The sentences were composed using only words already available in the A3LIS-147 Database and the related animations where connected with the Blender animation mixing tools in the correct order. The resulting complete animations where then administered to a selected group of expert LIS signers from the Ancona division to ENS, asking to evaluate the overall quality of the sentence (Fig. 5).

Fig. 5
figure 5

Test 2 results: high resolution versus low resolution animations

Fig. 6
figure 6

Blender animation mixing tool

All the people consulted evaluated the overall quality of the sentences as very good to excellent.
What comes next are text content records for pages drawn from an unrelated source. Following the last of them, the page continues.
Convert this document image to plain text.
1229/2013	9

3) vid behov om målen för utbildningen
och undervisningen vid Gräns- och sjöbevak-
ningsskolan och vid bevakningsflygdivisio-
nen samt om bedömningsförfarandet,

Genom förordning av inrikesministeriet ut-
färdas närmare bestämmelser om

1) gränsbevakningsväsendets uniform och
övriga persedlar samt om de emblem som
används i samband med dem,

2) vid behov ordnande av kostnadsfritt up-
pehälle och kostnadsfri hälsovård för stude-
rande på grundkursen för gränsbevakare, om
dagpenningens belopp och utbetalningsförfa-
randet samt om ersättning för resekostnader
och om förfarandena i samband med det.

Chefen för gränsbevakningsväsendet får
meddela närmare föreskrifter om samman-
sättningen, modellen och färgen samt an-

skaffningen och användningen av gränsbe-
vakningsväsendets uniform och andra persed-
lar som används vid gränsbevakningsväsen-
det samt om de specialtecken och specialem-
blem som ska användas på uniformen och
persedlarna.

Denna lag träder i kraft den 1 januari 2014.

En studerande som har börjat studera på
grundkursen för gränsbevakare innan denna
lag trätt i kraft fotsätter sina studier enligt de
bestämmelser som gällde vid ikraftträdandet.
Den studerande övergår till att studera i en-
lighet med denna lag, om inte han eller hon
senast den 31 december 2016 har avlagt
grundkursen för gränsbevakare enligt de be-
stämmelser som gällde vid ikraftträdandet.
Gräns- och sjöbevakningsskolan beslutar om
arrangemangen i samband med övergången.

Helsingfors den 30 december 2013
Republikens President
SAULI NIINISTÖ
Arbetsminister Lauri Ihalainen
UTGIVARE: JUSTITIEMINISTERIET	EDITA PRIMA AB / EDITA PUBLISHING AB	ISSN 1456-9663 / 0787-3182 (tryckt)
The challenge of connecting two or more animations together was already dealt with while making animations of complex expressions for the BAR LIS application (i.e. expressions such as “cold milk” or “how much does it cost”). In that case, each animation was created starting and ending in the same neutral position, so that the animations could be reproduced one after the other without any particular expedient. The resulting complex animation, while perfectly comprehensible in most cases, is however perceived as strange or unnatural. The problem of the “neutral position” could be lessened without resorting to complex animation interpolation techniques by using an “intermediate position”, with arms bent and hands at chest height, so that the distance traversed by the hands while going from the end of a sign to the intermediate position and from the intermediate position to the starting position of the next sign is shorter.

4 Conclusion

We developed BAR LIS, a simple “dictionary-like” web application and field-tested it with good results during the X Masters Awards 2012 event. During the development of such application, we were able to study the different techniques available to achieve reproduction of 3D animation inside an internet browser, WebGL and reproduction of pre-rendered frames. While WebGL is the most interesting technique for future development, because it allows to mix and edit the animations in real time, the reproduction of pre-rendered frames is the most advisable technique when data exchange and computational power are limited resources, such as in mobile applications. We also used BAR LIS as a base for the development of tests in order to evaluate the quality of animations. The results displayed a good overall comprehensibility of the signs, with many words recognised in more than 70 % of cases. The main difficulties were related to different words corresponding to the same sign, words not known at all by the people interviewed and facial expressions, which weren’t taken into account in the making of the animations. Furthermore, use of a more compact, less complicated human model appears feasible, since the high resolution model marks were not significantly better than the low resolution model ones. This suggests that the making of a full WebGL application, at first discarded for the complexity of models and the amount of computation power required to deploy such an application in a real time context, is indeed possible using much simpler models without losing quality. Concerning the mixing of simple animations to obtain whole sentences, complex interpolation algorithms such as those used inside Blender achieve the best results, but it seems possible that comparable results could be obtained in the future by determining the best intermediate position of the single animations.